I'm not sure that I understand why things like required default media types are relevant to your language, unless there is some kind of conflict? Alternatively, you could try making your language "down compatible" with XHTML 1.1 instead of trying to target HTML 5.
Zac Thompson
"Why can't the user-agent be allowed to make its own decisions, especially regarding violations to other specifications? Why must all user-agents be exactly the same for all possible aspects all the time?" -- Because if they aren't then life will return to the 1980-2000 era where the developers making things lives were hell (trying to make everything work in every browser under different formats...javascript still suffers from this in many ways), OR they simply supported only the browser they wanted to. No thanks.
Kevin Peno
A: 

Here is the link stating the differences between HTML5 and HTML4. A lot of attributes and tags were removed from HTML5 considering that they were better handled by CSS. What if the programmer easiness if he is not mastered the CSS?

Sachin Chourasiya
A: 

Perhaps the best answer to your question is "What are you trying to do?".

I say that because if you're looking to build a web application now that works in modern web browsers (read: not IE) using HTML5, then the scope/boundaries that you're going to care about are what the main modern browser manufacturers are currently supporting and plan on supporting soon.

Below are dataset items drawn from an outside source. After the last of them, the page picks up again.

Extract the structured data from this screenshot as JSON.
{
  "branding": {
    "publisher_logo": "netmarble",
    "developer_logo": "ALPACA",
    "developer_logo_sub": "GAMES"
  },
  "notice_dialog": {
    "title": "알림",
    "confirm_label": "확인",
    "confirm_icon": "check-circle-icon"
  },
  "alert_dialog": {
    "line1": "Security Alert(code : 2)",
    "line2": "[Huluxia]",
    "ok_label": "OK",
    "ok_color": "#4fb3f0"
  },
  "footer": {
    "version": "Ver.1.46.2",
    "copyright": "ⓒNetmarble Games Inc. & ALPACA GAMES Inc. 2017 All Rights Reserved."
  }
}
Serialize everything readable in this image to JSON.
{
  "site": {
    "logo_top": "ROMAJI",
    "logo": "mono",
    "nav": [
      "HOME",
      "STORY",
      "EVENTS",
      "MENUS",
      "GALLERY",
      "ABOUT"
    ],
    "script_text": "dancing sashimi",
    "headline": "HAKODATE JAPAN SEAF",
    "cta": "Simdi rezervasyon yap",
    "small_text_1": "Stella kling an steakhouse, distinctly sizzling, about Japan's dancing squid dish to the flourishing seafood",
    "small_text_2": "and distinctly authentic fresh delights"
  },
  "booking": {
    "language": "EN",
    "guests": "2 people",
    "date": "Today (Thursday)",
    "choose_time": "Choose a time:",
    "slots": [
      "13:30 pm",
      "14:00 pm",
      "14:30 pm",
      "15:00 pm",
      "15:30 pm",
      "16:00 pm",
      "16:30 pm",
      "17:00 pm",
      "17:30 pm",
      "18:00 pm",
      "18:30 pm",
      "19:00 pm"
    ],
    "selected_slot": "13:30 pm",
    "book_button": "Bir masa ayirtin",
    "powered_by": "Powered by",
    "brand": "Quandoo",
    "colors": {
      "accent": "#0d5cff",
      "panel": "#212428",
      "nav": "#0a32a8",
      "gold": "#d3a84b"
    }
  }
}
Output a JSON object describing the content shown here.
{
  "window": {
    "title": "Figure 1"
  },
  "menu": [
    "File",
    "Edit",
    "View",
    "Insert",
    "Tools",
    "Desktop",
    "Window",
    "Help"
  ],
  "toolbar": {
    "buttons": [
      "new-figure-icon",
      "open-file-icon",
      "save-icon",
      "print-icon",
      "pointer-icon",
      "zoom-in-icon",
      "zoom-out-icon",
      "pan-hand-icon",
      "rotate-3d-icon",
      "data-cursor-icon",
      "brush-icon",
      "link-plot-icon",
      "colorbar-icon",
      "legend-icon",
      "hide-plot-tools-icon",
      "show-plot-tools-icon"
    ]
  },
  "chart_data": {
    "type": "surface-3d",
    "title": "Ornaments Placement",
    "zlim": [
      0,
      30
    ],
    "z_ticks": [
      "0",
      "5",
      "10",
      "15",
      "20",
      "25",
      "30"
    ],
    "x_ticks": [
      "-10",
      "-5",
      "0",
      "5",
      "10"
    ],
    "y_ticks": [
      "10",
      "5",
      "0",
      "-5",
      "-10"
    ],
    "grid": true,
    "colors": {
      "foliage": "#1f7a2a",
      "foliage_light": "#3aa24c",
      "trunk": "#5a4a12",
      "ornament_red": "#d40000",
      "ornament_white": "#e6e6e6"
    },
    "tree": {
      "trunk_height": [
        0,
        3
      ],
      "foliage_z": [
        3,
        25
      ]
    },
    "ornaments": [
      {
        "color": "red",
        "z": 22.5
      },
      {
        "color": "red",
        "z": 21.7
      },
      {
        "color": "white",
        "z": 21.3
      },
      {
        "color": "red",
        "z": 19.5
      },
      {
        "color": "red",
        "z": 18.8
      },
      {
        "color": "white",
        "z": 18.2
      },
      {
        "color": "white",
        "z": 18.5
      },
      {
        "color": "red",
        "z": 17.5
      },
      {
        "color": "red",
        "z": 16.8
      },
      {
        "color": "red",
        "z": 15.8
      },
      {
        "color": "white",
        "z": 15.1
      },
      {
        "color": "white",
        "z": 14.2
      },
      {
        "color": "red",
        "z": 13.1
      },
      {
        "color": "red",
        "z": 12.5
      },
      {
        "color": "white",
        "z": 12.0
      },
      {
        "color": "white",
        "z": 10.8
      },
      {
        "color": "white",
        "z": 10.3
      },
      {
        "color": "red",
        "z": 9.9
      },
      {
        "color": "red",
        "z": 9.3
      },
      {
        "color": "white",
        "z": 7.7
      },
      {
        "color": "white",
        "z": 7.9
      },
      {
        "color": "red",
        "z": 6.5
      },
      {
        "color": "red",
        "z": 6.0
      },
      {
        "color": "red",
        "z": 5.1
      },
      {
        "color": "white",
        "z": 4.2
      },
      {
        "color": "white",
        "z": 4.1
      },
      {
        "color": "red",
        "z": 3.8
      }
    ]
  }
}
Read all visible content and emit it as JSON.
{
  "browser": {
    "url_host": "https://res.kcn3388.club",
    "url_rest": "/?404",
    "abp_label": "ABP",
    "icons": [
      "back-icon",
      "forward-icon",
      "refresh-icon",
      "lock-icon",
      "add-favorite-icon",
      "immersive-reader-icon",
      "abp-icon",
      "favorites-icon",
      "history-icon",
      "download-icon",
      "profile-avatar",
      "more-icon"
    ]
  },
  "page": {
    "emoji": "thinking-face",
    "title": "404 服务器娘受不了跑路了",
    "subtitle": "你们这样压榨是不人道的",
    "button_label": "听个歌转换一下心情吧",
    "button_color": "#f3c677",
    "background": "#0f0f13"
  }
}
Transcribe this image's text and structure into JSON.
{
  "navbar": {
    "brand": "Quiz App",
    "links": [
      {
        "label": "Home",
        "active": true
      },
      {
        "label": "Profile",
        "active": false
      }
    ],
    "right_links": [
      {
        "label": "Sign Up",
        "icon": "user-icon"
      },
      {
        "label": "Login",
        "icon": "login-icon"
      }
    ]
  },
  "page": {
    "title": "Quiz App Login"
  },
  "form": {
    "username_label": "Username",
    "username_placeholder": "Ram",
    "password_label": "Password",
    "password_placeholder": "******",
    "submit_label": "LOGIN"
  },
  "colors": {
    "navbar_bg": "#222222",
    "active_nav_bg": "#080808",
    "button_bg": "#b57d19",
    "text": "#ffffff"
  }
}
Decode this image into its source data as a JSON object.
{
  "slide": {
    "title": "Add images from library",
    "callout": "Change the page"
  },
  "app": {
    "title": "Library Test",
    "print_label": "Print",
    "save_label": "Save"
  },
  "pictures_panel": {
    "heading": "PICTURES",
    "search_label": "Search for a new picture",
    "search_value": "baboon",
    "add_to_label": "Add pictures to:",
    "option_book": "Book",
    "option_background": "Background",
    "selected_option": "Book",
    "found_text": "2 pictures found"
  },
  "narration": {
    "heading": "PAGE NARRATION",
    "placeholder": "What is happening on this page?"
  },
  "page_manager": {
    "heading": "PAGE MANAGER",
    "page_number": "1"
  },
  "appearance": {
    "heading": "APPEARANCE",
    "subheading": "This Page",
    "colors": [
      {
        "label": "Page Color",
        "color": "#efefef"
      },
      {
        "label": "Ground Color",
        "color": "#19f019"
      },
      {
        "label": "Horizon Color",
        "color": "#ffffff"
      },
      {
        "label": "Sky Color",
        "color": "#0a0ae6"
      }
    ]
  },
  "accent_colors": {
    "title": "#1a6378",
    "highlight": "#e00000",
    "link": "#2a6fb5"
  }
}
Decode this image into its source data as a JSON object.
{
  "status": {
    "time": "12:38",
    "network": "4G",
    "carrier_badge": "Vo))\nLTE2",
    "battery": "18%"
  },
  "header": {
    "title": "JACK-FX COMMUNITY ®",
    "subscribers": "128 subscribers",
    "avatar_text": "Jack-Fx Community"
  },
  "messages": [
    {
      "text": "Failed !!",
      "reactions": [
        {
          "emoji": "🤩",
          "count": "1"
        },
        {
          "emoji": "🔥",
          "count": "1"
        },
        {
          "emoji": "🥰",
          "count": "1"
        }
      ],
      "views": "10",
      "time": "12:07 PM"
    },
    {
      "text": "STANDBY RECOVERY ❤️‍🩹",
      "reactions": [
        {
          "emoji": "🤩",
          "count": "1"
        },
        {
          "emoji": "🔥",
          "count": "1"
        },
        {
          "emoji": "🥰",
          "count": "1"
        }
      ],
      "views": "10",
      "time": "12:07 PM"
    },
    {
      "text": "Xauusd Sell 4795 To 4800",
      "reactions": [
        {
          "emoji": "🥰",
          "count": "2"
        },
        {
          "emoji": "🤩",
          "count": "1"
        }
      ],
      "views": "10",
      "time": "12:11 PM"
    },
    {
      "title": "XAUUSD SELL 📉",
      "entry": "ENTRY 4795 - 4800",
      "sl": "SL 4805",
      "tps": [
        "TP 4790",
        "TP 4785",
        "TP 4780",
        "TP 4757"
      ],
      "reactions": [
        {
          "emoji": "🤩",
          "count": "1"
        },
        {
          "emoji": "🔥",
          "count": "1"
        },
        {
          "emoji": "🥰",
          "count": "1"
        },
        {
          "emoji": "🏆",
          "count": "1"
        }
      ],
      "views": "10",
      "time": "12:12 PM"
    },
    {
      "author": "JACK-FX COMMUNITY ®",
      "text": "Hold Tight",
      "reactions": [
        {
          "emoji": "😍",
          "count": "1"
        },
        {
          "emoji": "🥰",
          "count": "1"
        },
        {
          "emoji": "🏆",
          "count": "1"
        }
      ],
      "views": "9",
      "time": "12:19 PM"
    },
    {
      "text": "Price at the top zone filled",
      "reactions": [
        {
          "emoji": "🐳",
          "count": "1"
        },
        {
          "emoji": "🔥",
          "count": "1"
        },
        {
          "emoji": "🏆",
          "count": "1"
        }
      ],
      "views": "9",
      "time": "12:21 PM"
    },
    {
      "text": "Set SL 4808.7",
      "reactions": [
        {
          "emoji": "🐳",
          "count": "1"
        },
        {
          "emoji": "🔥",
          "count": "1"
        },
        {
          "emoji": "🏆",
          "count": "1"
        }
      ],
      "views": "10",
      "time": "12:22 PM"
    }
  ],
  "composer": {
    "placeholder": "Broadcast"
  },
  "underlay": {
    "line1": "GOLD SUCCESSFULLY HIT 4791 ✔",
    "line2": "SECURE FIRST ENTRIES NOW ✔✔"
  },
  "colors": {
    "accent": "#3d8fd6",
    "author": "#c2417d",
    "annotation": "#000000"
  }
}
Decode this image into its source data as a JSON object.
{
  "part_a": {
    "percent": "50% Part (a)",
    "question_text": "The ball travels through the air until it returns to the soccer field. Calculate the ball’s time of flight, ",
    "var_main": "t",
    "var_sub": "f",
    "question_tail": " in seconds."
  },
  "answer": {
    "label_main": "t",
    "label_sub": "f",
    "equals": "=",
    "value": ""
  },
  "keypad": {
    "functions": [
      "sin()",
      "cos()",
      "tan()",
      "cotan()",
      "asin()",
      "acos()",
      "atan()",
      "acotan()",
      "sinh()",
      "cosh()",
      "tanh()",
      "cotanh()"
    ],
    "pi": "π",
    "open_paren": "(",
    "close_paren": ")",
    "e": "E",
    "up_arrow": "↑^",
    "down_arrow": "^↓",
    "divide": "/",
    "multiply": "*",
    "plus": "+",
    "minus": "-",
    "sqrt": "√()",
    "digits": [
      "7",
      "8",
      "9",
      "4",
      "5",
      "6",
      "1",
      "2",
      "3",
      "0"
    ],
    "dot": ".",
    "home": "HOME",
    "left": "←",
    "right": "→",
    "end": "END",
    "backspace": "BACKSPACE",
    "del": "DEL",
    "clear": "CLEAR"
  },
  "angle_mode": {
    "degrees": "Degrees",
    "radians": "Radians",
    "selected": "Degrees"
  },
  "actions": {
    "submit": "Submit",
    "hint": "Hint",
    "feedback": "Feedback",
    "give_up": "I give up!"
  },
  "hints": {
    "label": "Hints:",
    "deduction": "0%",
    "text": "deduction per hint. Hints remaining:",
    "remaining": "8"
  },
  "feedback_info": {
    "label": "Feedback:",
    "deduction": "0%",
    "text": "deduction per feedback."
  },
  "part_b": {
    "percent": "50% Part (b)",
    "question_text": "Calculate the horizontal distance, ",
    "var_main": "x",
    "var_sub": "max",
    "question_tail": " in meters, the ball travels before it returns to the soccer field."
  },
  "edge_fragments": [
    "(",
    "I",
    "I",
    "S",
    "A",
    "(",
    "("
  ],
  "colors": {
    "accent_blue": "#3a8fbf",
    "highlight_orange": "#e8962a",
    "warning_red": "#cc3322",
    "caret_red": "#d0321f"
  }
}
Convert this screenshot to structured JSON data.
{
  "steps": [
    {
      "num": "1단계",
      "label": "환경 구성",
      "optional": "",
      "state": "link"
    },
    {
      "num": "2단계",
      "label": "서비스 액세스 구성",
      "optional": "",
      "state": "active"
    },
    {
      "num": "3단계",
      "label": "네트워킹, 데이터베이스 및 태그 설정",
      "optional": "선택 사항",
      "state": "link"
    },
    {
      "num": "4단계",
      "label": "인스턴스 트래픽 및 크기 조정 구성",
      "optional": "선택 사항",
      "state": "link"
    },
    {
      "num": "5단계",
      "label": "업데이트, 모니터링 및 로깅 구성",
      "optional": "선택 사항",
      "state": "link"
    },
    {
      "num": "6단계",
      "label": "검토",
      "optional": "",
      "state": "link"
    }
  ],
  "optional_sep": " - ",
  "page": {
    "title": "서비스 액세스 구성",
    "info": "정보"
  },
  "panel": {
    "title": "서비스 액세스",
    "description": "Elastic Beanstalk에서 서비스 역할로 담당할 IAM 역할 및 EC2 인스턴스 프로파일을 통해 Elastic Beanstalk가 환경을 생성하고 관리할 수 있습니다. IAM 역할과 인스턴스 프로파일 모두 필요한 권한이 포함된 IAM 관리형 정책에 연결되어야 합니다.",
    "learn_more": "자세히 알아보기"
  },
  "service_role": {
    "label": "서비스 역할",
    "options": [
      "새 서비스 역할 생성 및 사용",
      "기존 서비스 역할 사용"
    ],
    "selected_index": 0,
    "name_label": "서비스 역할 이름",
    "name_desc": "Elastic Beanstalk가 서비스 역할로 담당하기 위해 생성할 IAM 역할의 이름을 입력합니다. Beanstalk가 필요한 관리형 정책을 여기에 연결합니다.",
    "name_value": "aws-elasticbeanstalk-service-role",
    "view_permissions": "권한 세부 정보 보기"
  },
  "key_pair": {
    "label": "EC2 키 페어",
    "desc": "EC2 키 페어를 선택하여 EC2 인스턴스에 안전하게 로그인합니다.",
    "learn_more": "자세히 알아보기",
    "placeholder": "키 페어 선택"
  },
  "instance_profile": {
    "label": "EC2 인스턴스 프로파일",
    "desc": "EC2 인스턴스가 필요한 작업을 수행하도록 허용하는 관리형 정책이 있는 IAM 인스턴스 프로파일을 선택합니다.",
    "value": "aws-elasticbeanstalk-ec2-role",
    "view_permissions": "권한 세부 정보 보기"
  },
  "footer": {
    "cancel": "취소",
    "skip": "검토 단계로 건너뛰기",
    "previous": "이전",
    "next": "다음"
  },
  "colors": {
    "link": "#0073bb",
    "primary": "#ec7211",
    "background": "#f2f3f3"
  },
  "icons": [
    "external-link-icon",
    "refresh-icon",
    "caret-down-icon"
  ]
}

Google Wave did this and came up with a great product that works cross browser (Firefox/Chrome/Safari/Opera). Some basic tenants of HTML5 that are widely supported already are video/audio/canvas/storage/geo.

HTML5 Support

http://radar.oreilly.com/2009/05/google-bets-big-on-html-5.html

philfreo
I don't understand what the chart demonstrates. Nobody supports the majority of HTML5 in any sort of uniform way and nobody will for quite some time because its like 9000 pages long and includes all sort of extraneous features. SVG spec was nearly as long and as a result almost nobody adopted it and those that did adopt it have not adopted it fully.
The point of the chart isn't that ALL of HTML5 is supported uniformly, but that 6 of the big important features of HTML5 are indeed supported by 4 different browsers.